JAKARTA (TheInsiderStories) – Indonesia’ Consumer Confidence Index (CCI) in February 2019 was recorded at 125.1, down from the index in the previous month which reached 125.5 and 127 points compared to December 2018.

Based on Bank Indonesia (BI) data, the declining of CCI occurred in respondents with expenditures of Rp4.1 million (US$292.86) to Rp5 million a month and aged 20-40 years. It was also driven by the lowering index in a number of regions.

The decreased also occurred in consumer perceptions of the current economic conditions, as indicated by the lowest index at 109.4 in Feb. from previous month 110.3. The declining due to a decrease in all its components, such as current income index, employment availability index and durable goods purchasing index.

Nevertheless, consumer confidence in economic forecasts rose, indicated by the index of economic condition from 140.6 in January to 140.9 in February. The increasing of consumer optimism towards economic conditions in the future is mainly supported by strong expectations of received income and the availability of employment in the next six months.

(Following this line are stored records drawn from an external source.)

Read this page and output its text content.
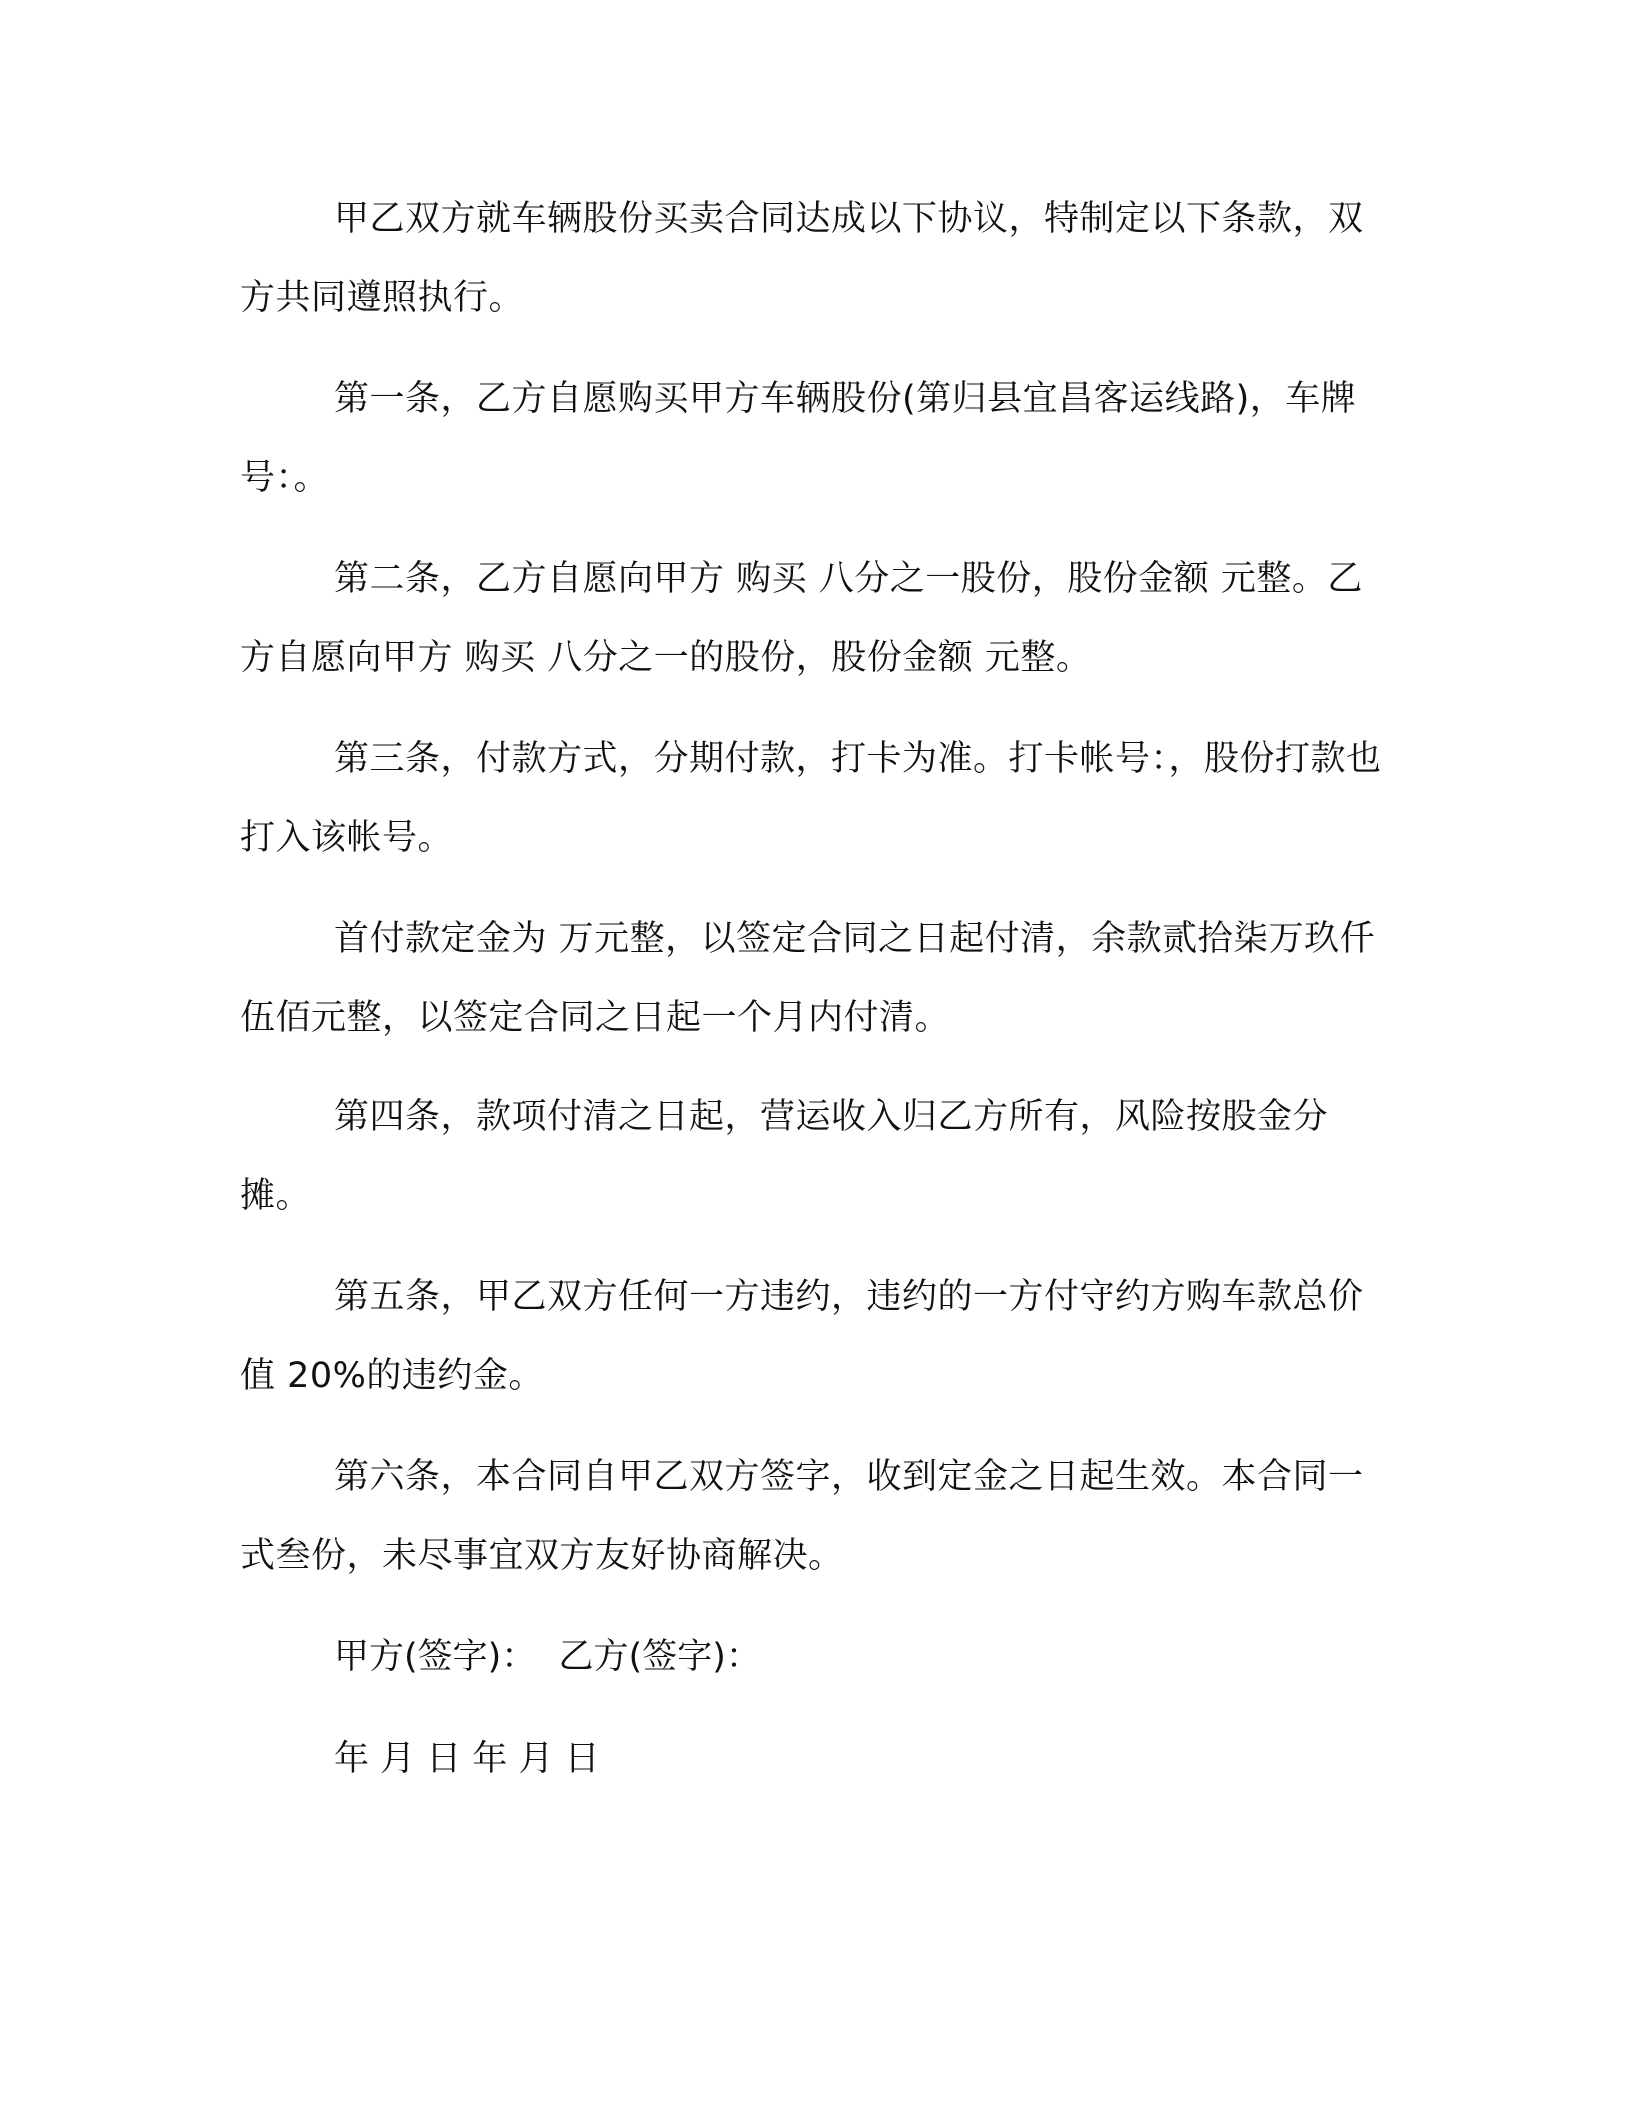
甲乙双方就车辆股份买卖合同达成以下协议，特制定以下条款，双方共同遵照执行。

第一条，乙方自愿购买甲方车辆股份(第归县宜昌客运线路)，车牌号：。

第二条，乙方自愿向甲方 购买 八分之一股份，股份金额 元整。乙方自愿向甲方 购买 八分之一的股份，股份金额 元整。

第三条，付款方式，分期付款，打卡为准。打卡帐号：，股份打款也打入该帐号。

首付款定金为 万元整，以签定合同之日起付清，余款贰拾柒万玖仟伍佰元整，以签定合同之日起一个月内付清。

第四条，款项付清之日起，营运收入归乙方所有，风险按股金分摊。

第五条，甲乙双方任何一方违约，违约的一方付守约方购车款总价值 20%的违约金。

第六条，本合同自甲乙双方签字，收到定金之日起生效。本合同一式叁份，未尽事宜双方友好协商解决。

甲方(签字)：  乙方(签字)：

年 月 日 年 月 日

From the financial condition, the average proportion of consumer income used for consumption increased from 66.8 percent to 68.3 percent in February. The rising of consumption was followed by the decline in the average proportion of consumer saved income from 20.2 percent to 19.1 percent. While the average repayment ratio decreased from 13 percent to 12.5 percent.

The Bank predicted, consumption expenditure in the next three months will increase from the previous month, in line with the fasting month and ahead of Eid al-Fitr. This is indicated by the forecast for the next three months household consumption, which increased from 157.5 in the previous month to 161.8 in February 2019.

Furthermore, the central bank said, the consumers prices in the next three months also will rise compared to the previous month. This is indicated by the three-month price expectation index of 169, up from 166.7 in the previous month.

Pressures of price rising are expected to decline at the next six months in line with the maintained supply of consumer goods and the normal demand for goods and services.